Shapira Nadav, Scheuermann Joshua, Perkins Amy E, Kim Johoon, Liu Leening P, Karp Joel S, Noël Peter B
Department of Radiology, University of Pennsylvania, Philadelphia, PA, USA.
Philips Healthcare, Cleveland, OH, USA.
Med Phys. 2021 Jan;48(1):273-286. doi: 10.1002/mp.14589. Epub 2020 Dec 10.
As preparation for future positron emission tomography (PET)/dual-energy computed tomography (DECT)T imaging modality and new possible clinical applications, the study aimed to evaluate the utility of clinically available spectral results from a DECT system for improving attenuation corrections of PET acquisitions in the presence of iodinated contrast media. The dependence of the accuracy of PET quantification values, reconstructed with conventional and spectral-based attenuation corrections, was examined as a function of the amount of iodine content and x-ray radiation exposure.

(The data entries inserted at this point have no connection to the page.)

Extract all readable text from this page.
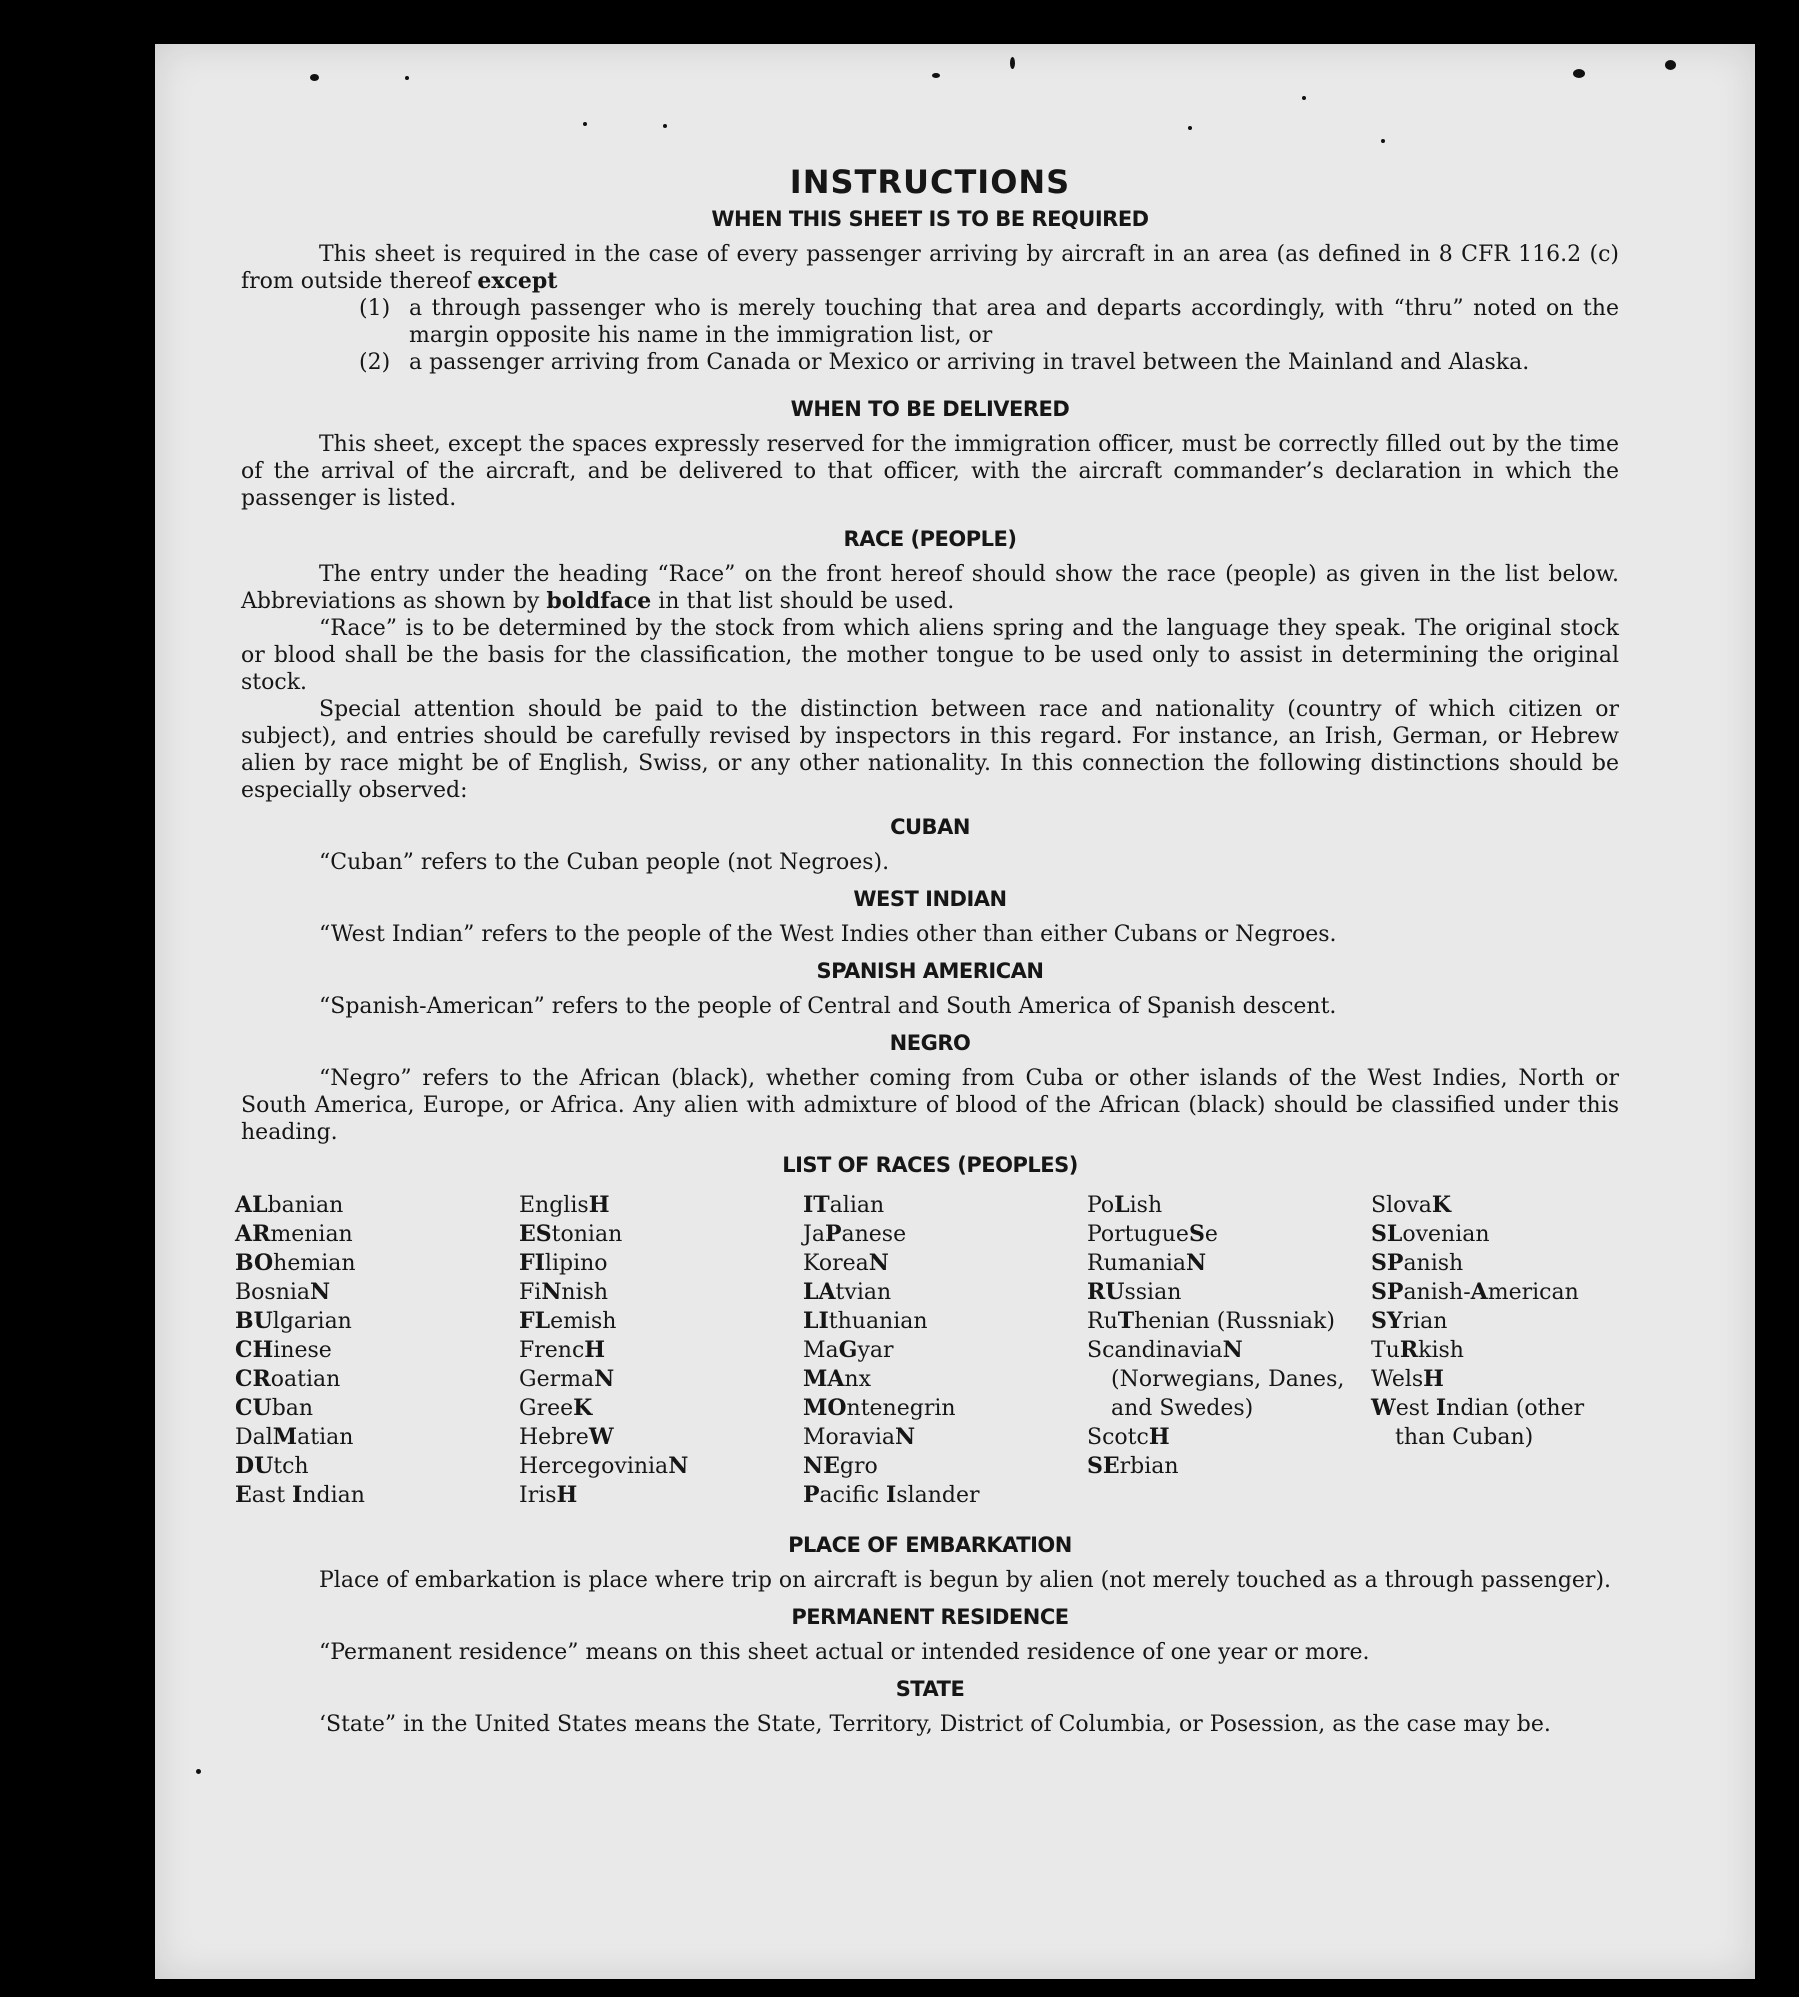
INSTRUCTIONS
WHEN THIS SHEET IS TO BE REQUIRED

This sheet is required in the case of every passenger arriving by aircraft in an area (as defined in 8 CFR 116.2 (c) from outside thereof except

(1) a through passenger who is merely touching that area and departs accordingly, with “thru” noted on the margin opposite his name in the immigration list, or
(2) a passenger arriving from Canada or Mexico or arriving in travel between the Mainland and Alaska.
WHEN TO BE DELIVERED

This sheet, except the spaces expressly reserved for the immigration officer, must be correctly filled out by the time of the arrival of the aircraft, and be delivered to that officer, with the aircraft commander’s declaration in which the passenger is listed.

RACE (PEOPLE)

The entry under the heading “Race” on the front hereof should show the race (people) as given in the list below. Abbreviations as shown by boldface in that list should be used.

“Race” is to be determined by the stock from which aliens spring and the language they speak. The original stock or blood shall be the basis for the classification, the mother tongue to be used only to assist in determining the original stock.

Special attention should be paid to the distinction between race and nationality (country of which citizen or subject), and entries should be carefully revised by inspectors in this regard. For instance, an Irish, German, or Hebrew alien by race might be of English, Swiss, or any other nationality. In this connection the following distinctions should be especially observed:

CUBAN

“Cuban” refers to the Cuban people (not Negroes).

WEST INDIAN

“West Indian” refers to the people of the West Indies other than either Cubans or Negroes.

SPANISH AMERICAN

“Spanish-American” refers to the people of Central and South America of Spanish descent.

NEGRO

“Negro” refers to the African (black), whether coming from Cuba or other islands of the West Indies, North or South America, Europe, or Africa. Any alien with admixture of blood of the African (black) should be classified under this heading.

LIST OF RACES (PEOPLES)
ALbanian
ARmenian
BOhemian
BosniaN
BUlgarian
CHinese
CRoatian
CUban
DalMatian
DUtch
East Indian
EnglisH
EStonian
FIlipino
FiNnish
FLemish
FrencH
GermaN
GreeK
HebreW
HercegoviniaN
IrisH
ITalian
JaPanese
KoreaN
LAtvian
LIthuanian
MaGyar
MAnx
MOntenegrin
MoraviaN
NEgro
Pacific Islander
PoLish
PortugueSe
RumaniaN
RUssian
RuThenian (Russniak)
ScandinaviaN (Norwegians, Danes, and Swedes)
ScotcH
SErbian
SlovaK
SLovenian
SPanish
SPanish-American
SYrian
TuRkish
WelsH
West Indian (other than Cuban)
PLACE OF EMBARKATION

Place of embarkation is place where trip on aircraft is begun by alien (not merely touched as a through passenger).

PERMANENT RESIDENCE

“Permanent residence” means on this sheet actual or intended residence of one year or more.

STATE

‘State” in the United States means the State, Territory, District of Columbia, or Posession, as the case may be.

Measurements were performed on commercial PET/CT and DECT systems, using a semi-anthropomorphic phantom with seven centrifuge tubes in its bore. Five different configurations of tube contents were scanned by both PET/CT and DECT. With the aim of mimicking clinically observed concentrations, in all phantom configurations the center tube contained a high concentration of radionuclide while the peripheral tubes contained a lower concentration of radionuclide. Iodine content was incrementally increased between phantom configurations by replacing iodine-free tubes with tubes that contained the original radionuclide concentration within a 10 mg/ml iodine dilution. DECT-based attenuation correction maps were generated by scaling electron density spectral results into corresponding 511 keV photon linear attenuation coefficients.

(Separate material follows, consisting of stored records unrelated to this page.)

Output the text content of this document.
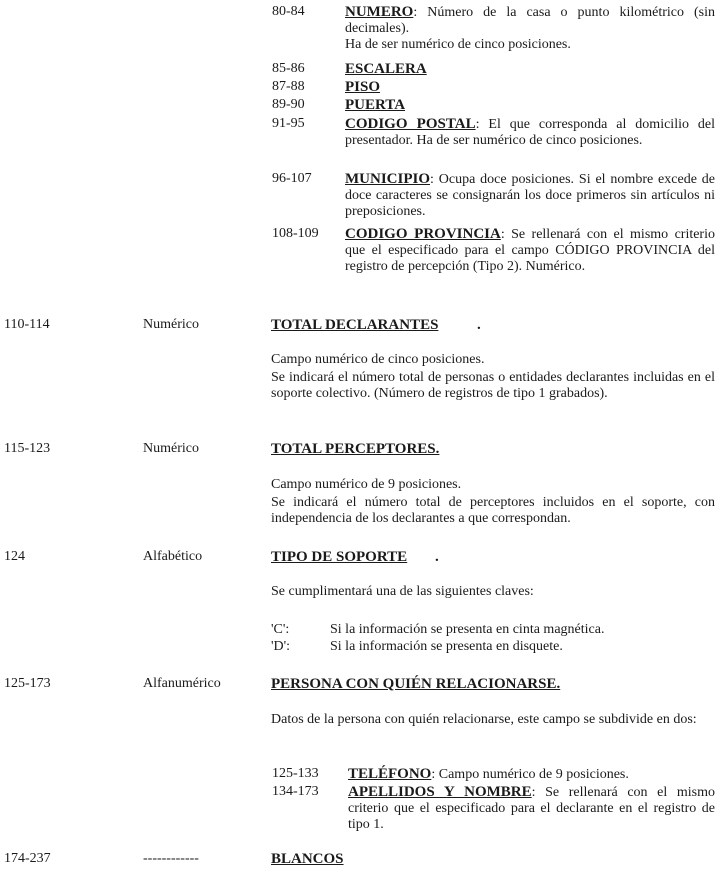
80-84	NUMERO: Número de la casa o punto kilométrico (sin decimales).
Ha de ser numérico de cinco posiciones.
85-86	ESCALERA
87-88	PISO
89-90	PUERTA
91-95	CODIGO POSTAL: El que corresponda al domicilio del presentador. Ha de ser numérico de cinco posiciones.
96-107 MUNICIPIO: Ocupa doce posiciones. Si el nombre excede de doce caracteres se consignarán los doce primeros sin artículos ni preposiciones.
108-109 CODIGO PROVINCIA: Se rellenará con el mismo criterio que el especificado para el campo CÓDIGO PROVINCIA del registro de percepción (Tipo 2). Numérico.
110-114	Numérico	TOTAL DECLARANTES	.
Campo numérico de cinco posiciones.
Se indicará el número total de personas o entidades declarantes incluidas en el soporte colectivo. (Número de registros de tipo 1 grabados).
115-123	Numérico	TOTAL PERCEPTORES.
Campo numérico de 9 posiciones.
Se indicará el número total de perceptores incluidos en el soporte, con independencia de los declarantes a que correspondan.
124	Alfabético	TIPO DE SOPORTE .
Se cumplimentará una de las siguientes claves:
'C':	Si la información se presenta en cinta magnética.
'D':	Si la información se presenta en disquete.
125-173	Alfanumérico	PERSONA CON QUIÉN RELACIONARSE.
Datos de la persona con quién relacionarse, este campo se subdivide en dos:
125-133 TELÉFONO: Campo numérico de 9 posiciones.
134-173 APELLIDOS Y NOMBRE: Se rellenará con el mismo criterio que el especificado para el declarante en el registro de tipo 1.
174-237	------------	BLANCOS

Mean SUV values obtained from the nominal PET reconstruction, using conventional CT images as input for the attenuation correction, demonstrate a monotonic increase of 8.6% when the water and radionuclide mixtures were replaced by iodine, water, and radionuclide (same level of activity) mixture. Mean SUV values obtained from the DECT-based reconstruction, in which the attenuation correction utilizes electron density values as input, demonstrate different, more stable behavior across all iodine insert configurations, with a standard deviation to mean ratio of less than 1%. This observed behavior was independent of the area size used for measurement. A minor radiation dose dependency of the electron density values (below 0.5%) was observed. This resulted in consistent (iodine independent) PET quantification behavior, which persisted even at the lowest radiation dose levels tested in our experiment, that is, 25% of the radiation dose utilized for CT acquisition in the clinical PET/CT protocol.

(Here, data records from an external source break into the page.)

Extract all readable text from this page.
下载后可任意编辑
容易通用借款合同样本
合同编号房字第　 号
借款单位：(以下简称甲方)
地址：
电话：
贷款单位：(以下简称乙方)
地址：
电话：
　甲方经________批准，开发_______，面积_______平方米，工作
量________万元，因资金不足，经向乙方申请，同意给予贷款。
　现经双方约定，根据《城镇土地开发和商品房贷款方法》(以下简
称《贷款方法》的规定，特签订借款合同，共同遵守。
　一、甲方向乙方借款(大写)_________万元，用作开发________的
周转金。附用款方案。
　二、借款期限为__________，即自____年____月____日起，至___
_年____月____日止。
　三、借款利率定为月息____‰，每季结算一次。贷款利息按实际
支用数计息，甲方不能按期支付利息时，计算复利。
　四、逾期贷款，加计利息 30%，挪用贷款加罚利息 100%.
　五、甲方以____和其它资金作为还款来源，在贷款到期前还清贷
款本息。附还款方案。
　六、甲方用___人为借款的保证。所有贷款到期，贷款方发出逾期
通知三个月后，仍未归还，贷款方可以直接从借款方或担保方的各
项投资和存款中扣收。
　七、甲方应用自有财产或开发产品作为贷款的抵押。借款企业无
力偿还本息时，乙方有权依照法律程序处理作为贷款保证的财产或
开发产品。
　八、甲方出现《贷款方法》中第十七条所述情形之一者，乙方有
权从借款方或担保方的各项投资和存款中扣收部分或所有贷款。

Utilization of DECT-generated electron density estimations for attenuation correction benefit PET quantification consistency in the presence of iodine and at nominal and low DECT radiation exposure levels. The ability to correctly account for iodinated contrast media in PET acquisitions will allow the development of new clinical applications that rely on the quantitative capabilities of spectral CT technologies and modern PET systems.
作为未来正电子发射断层扫描(PET)/双能计算机断层扫描(DECT)成像模式及新的潜在临床应用的准备工作,本研究旨在评估DECT系统临床可用的光谱结果在存在碘化造影剂的情况下改善PET采集衰减校正的效用。研究了基于传统和基于光谱的衰减校正重建的PET定量值准确性与碘含量及X射线辐射暴露量的函数关系。
使用一个在其孔中有七个离心管的半人体模型,在商用PET/CT和DECT系统上进行测量。PET/CT和DECT对五种不同的管内容物配置进行扫描。为了模拟临床观察到的浓度,在所有模型配置中,中心管含有高浓度的放射性核素,而外周管含有较低浓度的放射性核素。通过用含10mg/ml碘稀释液中原始放射性核素浓度的管替换无碘管,在不同模型配置之间逐步增加碘含量。通过将电子密度光谱结果缩放到相应的511keV光子线性衰减系数来生成基于DECT的衰减校正图。
使用传统CT图像作为衰减校正输入的标称PET重建获得的平均SUV值表明,当水和放射性核素混合物被碘、水和放射性核素(相同活度水平)混合物取代时,平均SUV值单调增加8.6%。基于DECT的重建获得的平均SUV值(其中衰减校正利用电子密度值作为输入)在所有碘插入配置中表现出不同的、更稳定的行为,标准差与平均值之比小于1%。观察到的这种行为与用于测量的区域大小无关。观察到电子密度值有轻微的辐射剂量依赖性(低于0.5%)。这导致了一致的(与碘无关的)PET定量行为,即使在我们实验中测试的最低辐射剂量水平下(即临床PET/CT协议中用于CT采集的辐射剂量的25%)这种行为仍然持续。
利用DECT生成的电子密度估计进行衰减校正有利于在存在碘以及标称和低DECT辐射暴露水平下PET定量的一致性。在PET采集中正确考虑碘化造影剂的能力将有助于开发依赖光谱CT技术和现代PET系统定量能力的新临床应用。